何もなかったかのように私の手を握り、さぁとばかり
「アイス!ソフト!」
と、歌うようにスキップをした。
二歳が、”恥ずかしがっている”などと分かるのか?と改めて今の衝撃とも言える”名言”を味わった。この子の発言にはいつも驚かされる。ドキドキする。

愚息からの報告によると、三歳になるかならないかの頃だったらしい。画用紙を青色のクレヨンで塗ったという。
「パパできたよ」
と言うから、
「何ていう題なの?」
に対して、
「う~ん、”ぬるい海”」 
何という「詩的」な表現だ。これはただ者ではない。
いつも思う。何をどう考えているのか、一度聞いてみたいものだ。

「じいちゃん、えいががみたい」
と、言うから、「パウパトロール」というアニメを観に行くはめになった。
散々テレビ放送を録画してあるのを観させられているから、もう沢山だと思うのだが、そうも言い出せず、映画館に出掛けた。私は、なかなかよく出来ていて、いい話だったと感心したものだから、劇場を出る時
「どう?楽しかった?」
と、折角来たのだからと、いい答えを期待して尋ねてみた。
「こんなのさじいちゃん、”こどもだまし”だからね、まぁまぁだよ」
と、さっさとゲームセンターがどこかと探し始めた。誰も”子供騙し”なんて言葉を周りで使ったことはないはずだが、どういうことだと驚いた。喜ぶべきなのか、よく分からなかった。

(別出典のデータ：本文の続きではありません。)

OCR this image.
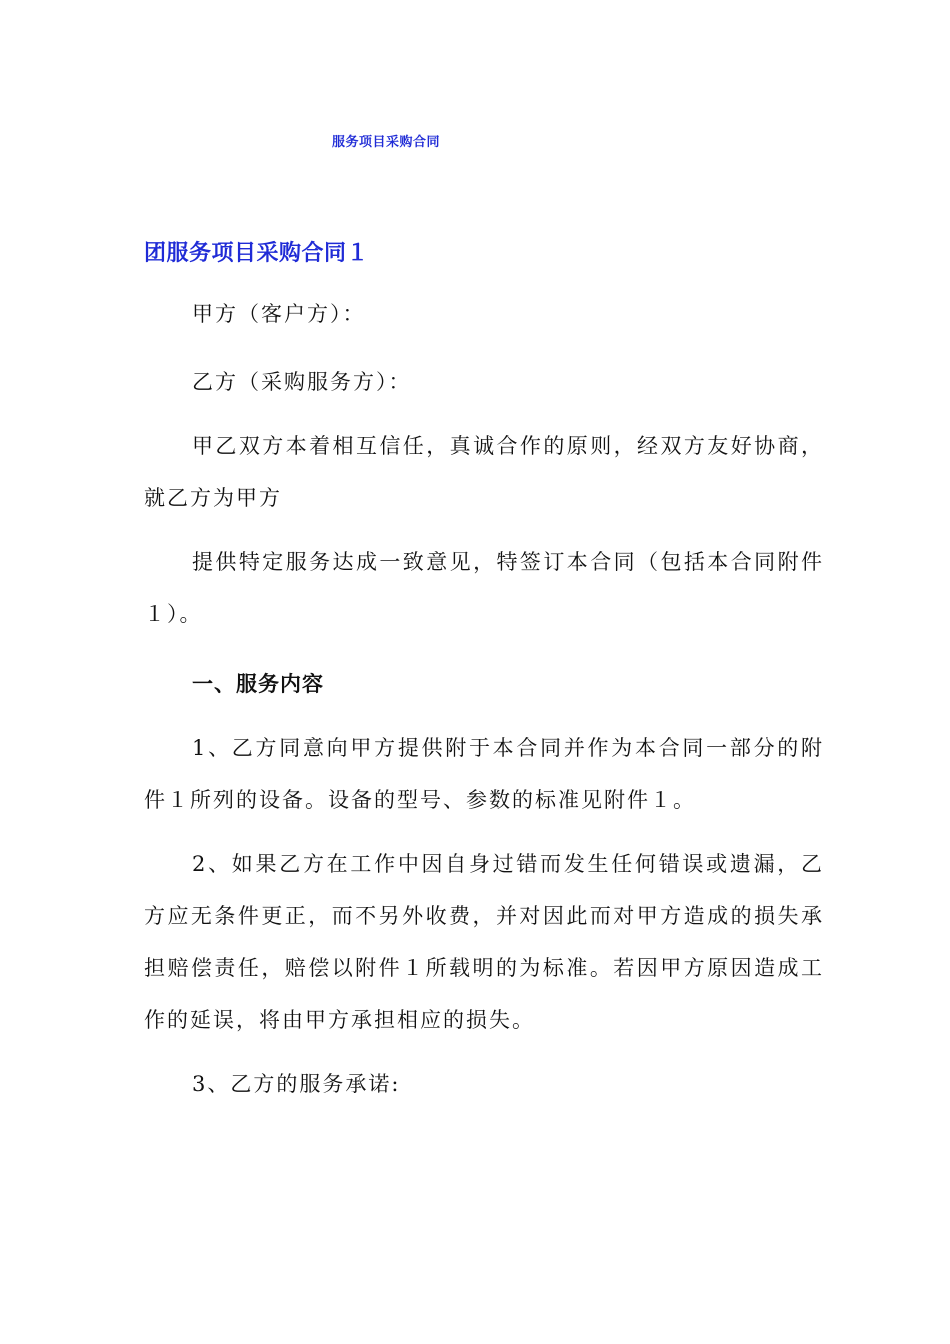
服务项目采购合同
团服务项目采购合同１
甲方（客户方）：
乙方（采购服务方）：
甲乙双方本着相互信任，真诚合作的原则，经双方友好协商， 就乙方为甲方
提供特定服务达成一致意见，特签订本合同（包括本合同附件１）。
一、服务内容
1、乙方同意向甲方提供附于本合同并作为本合同一部分的附件１所列的设备。设备的型号、参数的标准见附件１。
2、如果乙方在工作中因自身过错而发生任何错误或遗漏，乙方应无条件更正，而不另外收费，并对因此而对甲方造成的损失承担赔偿责任，赔偿以附件１所载明的为标准。若因甲方原因造成工作的延误，将由甲方承担相应的损失。
3、乙方的服务承诺:
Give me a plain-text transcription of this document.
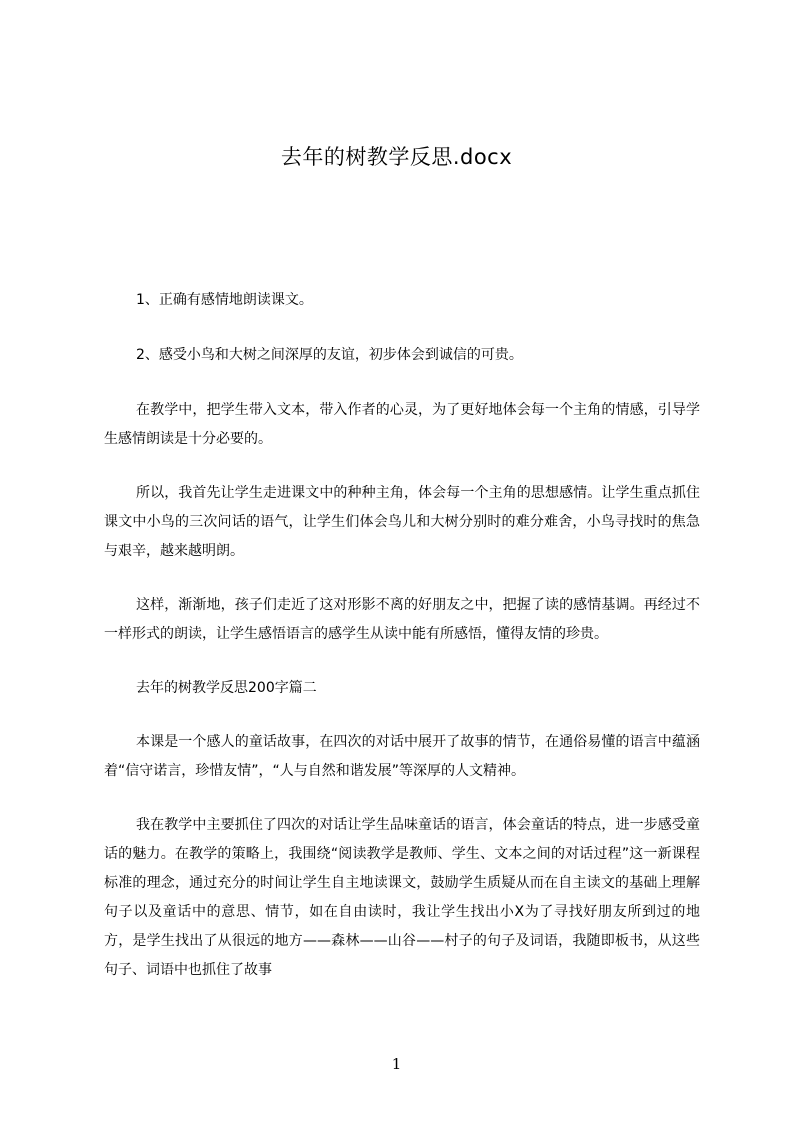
去年的树教学反思.docx

1、正确有感情地朗读课文。

2、感受小鸟和大树之间深厚的友谊，初步体会到诚信的可贵。

在教学中，把学生带入文本，带入作者的心灵，为了更好地体会每一个主角的情感，引导学生感情朗读是十分必要的。

所以，我首先让学生走进课文中的种种主角，体会每一个主角的思想感情。让学生重点抓住课文中小鸟的三次问话的语气，让学生们体会鸟儿和大树分别时的难分难舍，小鸟寻找时的焦急与艰辛，越来越明朗。

这样，渐渐地，孩子们走近了这对形影不离的好朋友之中，把握了读的感情基调。再经过不一样形式的朗读，让学生感悟语言的感学生从读中能有所感悟，懂得友情的珍贵。

去年的树教学反思200字篇二

本课是一个感人的童话故事，在四次的对话中展开了故事的情节，在通俗易懂的语言中蕴涵着“信守诺言，珍惜友情”，“人与自然和谐发展”等深厚的人文精神。

我在教学中主要抓住了四次的对话让学生品味童话的语言，体会童话的特点，进一步感受童话的魅力。在教学的策略上，我围绕“阅读教学是教师、学生、文本之间的对话过程”这一新课程标准的理念，通过充分的时间让学生自主地读课文，鼓励学生质疑从而在自主读文的基础上理解句子以及童话中的意思、情节，如在自由读时，我让学生找出小X为了寻找好朋友所到过的地方，是学生找出了从很远的地方——森林——山谷——村子的句子及词语，我随即板书，从这些句子、词语中也抓住了故事

1
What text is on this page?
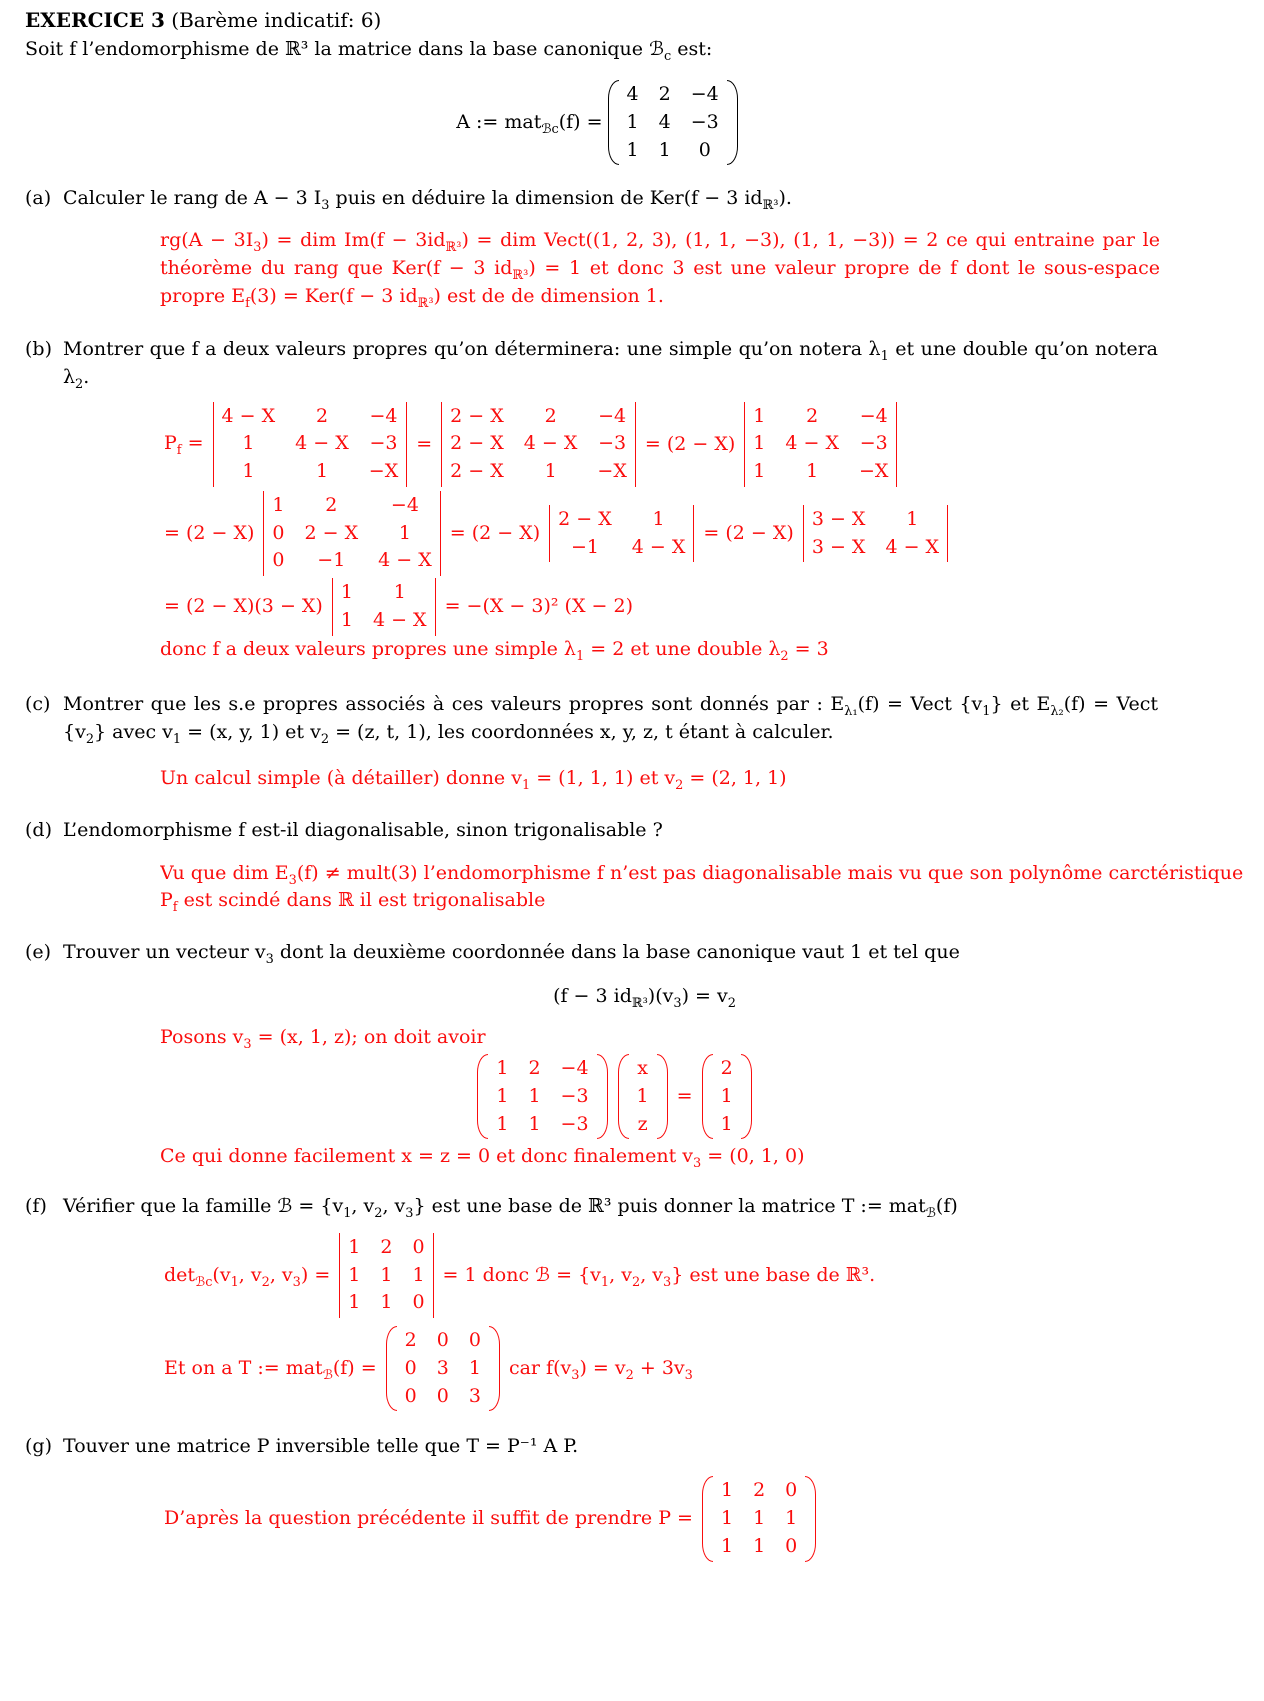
EXERCICE 3 (Barème indicatif: 6)
Soit f l’endomorphisme de ℝ³ la matrice dans la base canonique ℬ$_c$ est:
A := mat$_{ℬc}$(f) =
4 2 −4
1 4 −3
1 1 0
(a) Calculer le rang de A − 3 $I_3$ puis en déduire la dimension de Ker(f − 3 $id_{ℝ^3}$).
$rg(A - 3I_3)$ = dim $Im(f - 3id_{ℝ^3})$ = dim Vect((1, 2, 3), (1, 1, −3), (1, 1, −3)) = 2 ce qui entraine par le théorème du rang que Ker(f − 3 $id_{ℝ^3}) = 1$ et donc 3 est une valeur propre de f dont le sous-espace propre $E_f(3) = Ker(f - 3$ $id_{ℝ^3}$) est de de dimension 1.
(b) Montrer que f a deux valeurs propres qu’on déterminera: une simple qu’on notera $\lambda_1$ et une double qu’on notera $\lambda_2$.
$P_f$ =
4 − X 2 −4
1 4 − X −3
1	1 −X
=
2 − X 2 −4
2 − X 4 − X −3
2 − X 1 −X
= (2 − X)
1 2 −4
1 4 − X −3
1 1 −X
= (2 − X)
1 2	−4
0 2 − X 1
0 −1 4 − X
= (2 − X)
2 − X 1
−1 4 − X
= (2 − X)
3 − X 1
3 − X 4 − X
= (2 − X)(3 − X)
1 1
1 4 − X
= −(X − 3)² (X − 2)
donc f a deux valeurs propres une simple $\lambda_1 = 2$ et une double $\lambda_2 = 3$
(c) Montrer que les s.e propres associés à ces valeurs propres sont donnés par : $E_{\lambda_1}(f)$ = Vect $\{v_1\}$ et $E_{\lambda_2}(f)$ = Vect $\{v_2\}$ avec $v_1 = (x$, y, 1) et $v_2 = (z$, t, 1), les coordonnées x, y, z, t étant à calculer.
Un calcul simple (à détailler) donne $v_1 = (1$, 1, 1) et $v_2 = (2$, 1, 1)
(d) L’endomorphisme f est-il diagonalisable, sinon trigonalisable ?
Vu que dim $E_3(f)$ ≠ mult(3) l’endomorphisme f n’est pas diagonalisable mais vu que son polynôme carctéristique
$P_f$ est scindé dans ℝ il est trigonalisable
(e) Trouver un vecteur $v_3$ dont la deuxième coordonnée dans la base canonique vaut 1 et tel que
(f − 3 $id_{ℝ^3})(v_3) = v_2$
Posons $v_3 = (x$, 1, z); on doit avoir
1 2 −4
1 1 −3
1 1 −3
x
1
z
=
2
1
1
Ce qui donne facilement x = z = 0 et donc finalement $v_3 = (0$, 1, 0)
(f) Vérifier que la famille ℬ = {$v_1$, $v_2$, $v_3$} est une base de ℝ³ puis donner la matrice T := mat$_ℬ$(f)
$\det_{ℬc}(v_1$, $v_2$, $v_3$) =
1 2 0
1 1 1
1 1 0
= 1 donc ℬ = {$v_1$, $v_2$, $v_3$} est une base de ℝ³.
Et on a T := mat$_ℬ$(f) =
2 0 0
0 3 1
0 0 3
car $f(v_3) = v_2 + 3v_3$
(g) Touver une matrice P inversible telle que T = P⁻¹ A P.
D’après la question précédente il suffit de prendre P =
1 2 0
1 1 1
1 1 0
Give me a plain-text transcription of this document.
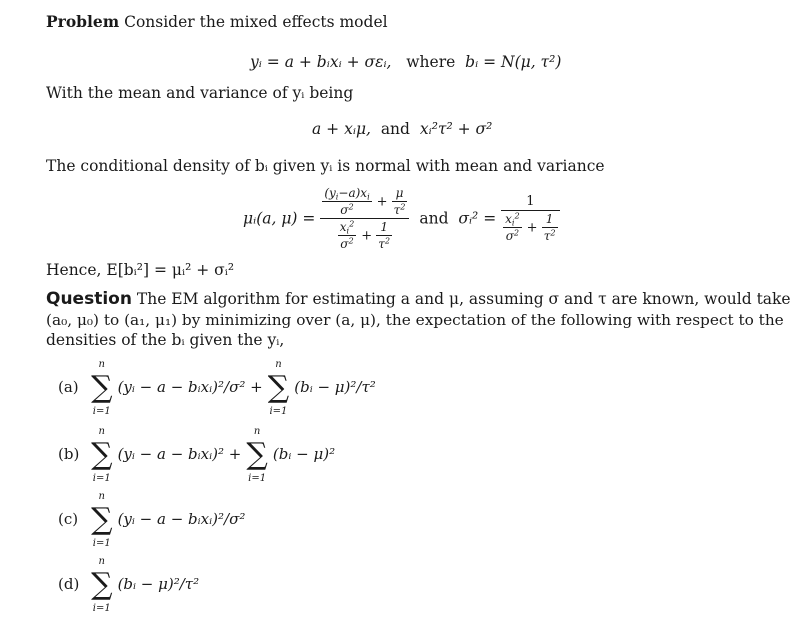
Problem Consider the mixed effects model
yᵢ = a + bᵢxᵢ + σεᵢ, where bᵢ = N(μ, τ²)
With the mean and variance of yᵢ being
a + xᵢμ, and xᵢ²τ² + σ²
The conditional density of bᵢ given yᵢ is normal with mean and variance
μᵢ(a, $\mu) = \frac{\frac{(y_i-a)x_i}{\sigma^2} + \frac{\mu}{\tau^2}}{\frac{x_i^2}{\sigma^2} + \frac{1}{\tau^2}}$ and σᵢ² = $\frac{1}{\frac{x_i^2}{\sigma^2} + \frac{1}{\tau^2}}$
Hence, E[bᵢ²] = μᵢ² + σᵢ²
Question The EM algorithm for estimating a and μ, assuming σ and τ are known, would take
(a₀, μ₀) to (a₁, μ₁) by minimizing over (a, μ), the expectation of the following with respect to the
densities of the bᵢ given the yᵢ,
(a)
n
∑
i=1
(yᵢ − a − bᵢxᵢ)²/σ² +
n
∑
i=1
(bᵢ − μ)²/τ²
(b)
n
∑
i=1
(yᵢ − a − bᵢxᵢ)² +
n
∑
i=1
(bᵢ − μ)²
(c)
n
∑
i=1
(yᵢ − a − bᵢxᵢ)²/σ²
(d)
n
∑
i=1
(bᵢ − μ)²/τ²
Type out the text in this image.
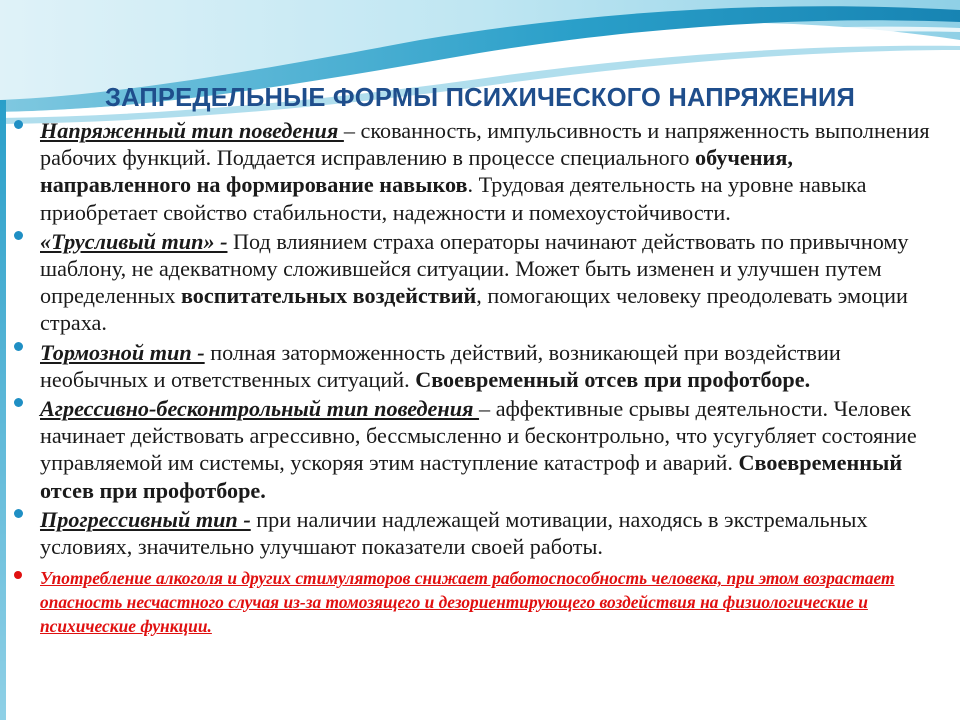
ЗАПРЕДЕЛЬНЫЕ ФОРМЫ ПСИХИЧЕСКОГО НАПРЯЖЕНИЯ
Напряженный тип поведения – скованность, импульсивность и напряженность выполнения рабочих функций. Поддается исправлению в процессе специального обучения, направленного на формирование навыков. Трудовая деятельность на уровне навыка приобретает свойство стабильности, надежности и помехоустойчивости.
«Трусливый тип» - Под влиянием страха операторы начинают действовать по привычному шаблону, не адекватному сложившейся ситуации. Может быть изменен и улучшен путем определенных воспитательных воздействий, помогающих человеку преодолевать эмоции страха.
Тормозной тип - полная заторможенность действий, возникающей при воздействии необычных и ответственных ситуаций. Своевременный отсев при профотборе.
Агрессивно-бесконтрольный тип поведения – аффективные срывы деятельности. Человек начинает действовать агрессивно, бессмысленно и бесконтрольно, что усугубляет состояние управляемой им системы, ускоряя этим наступление катастроф и аварий. Своевременный отсев при профотборе.
Прогрессивный тип - при наличии надлежащей мотивации, находясь в экстремальных условиях, значительно улучшают показатели своей работы.
Употребление алкоголя и других стимуляторов снижает работоспособность человека, при этом возрастает опасность несчастного случая из-за томозящего и дезориентирующего воздействия на физиологические и психические функции.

チビ坊は姉とは大いに違う。”深刻さ”というのがまるでない。こちらは安心していられる。いつもニコニコと笑顔である。その裏では”楽しさ”を何からも味わってやろうと思っているに違いない。愉しんでいるのだ。だからいつも「ノった」状態であり、いい眺めだ。例えば、ピザをひと口食べて
「うまい!さいこう!」
と、両手を挙げて大声で叫び、持っていたピザを落とすのだ。何だそれは?といつもやることが不思議だ。何もかも楽しいに違いないのだ。

姉は三歳ぐらいまでいつも眉間にしわを寄せていた。みんなにとってこれが心配の種だった。赤ちゃんらしくないからだ。いつも何かを”感じとっている”様子なのだ。あらゆる周波数の情報を受け取る多くのアンテナを立てているに違いなかった。その結果だと思うが、大人以上のことを”理解””分かっている”ようなことを言う。(幼い頃の私もそうだったらしい)幼稚園に通うようになって、やっとチビっ子らしい顔でいるようになって、みんなで安心をした覚えだ。

私はチビッ子たちの親ではない。
また、昔のように若くない。
限られたことしか応援できない。
そんなこともあり、「遺言」のつもりでこのnoteを書き続けている。
チビッ子たちが高校生ぐらいになり、このnoteに目を通してくれたら・・・と、思い綴っている。

しかし、同じ親から生まれ、同じ環境で育っているにも関わらず、これ程までも姉弟で”異う”のかと思うと、生まれながらにしてきっと”何か”を持ってきているとしか言いようがない。

私の「心理学」も考え直してみないと、と思う。赤ちゃんと言うのは、決して”白紙”で生まれて来る訳ではないのだと・・・。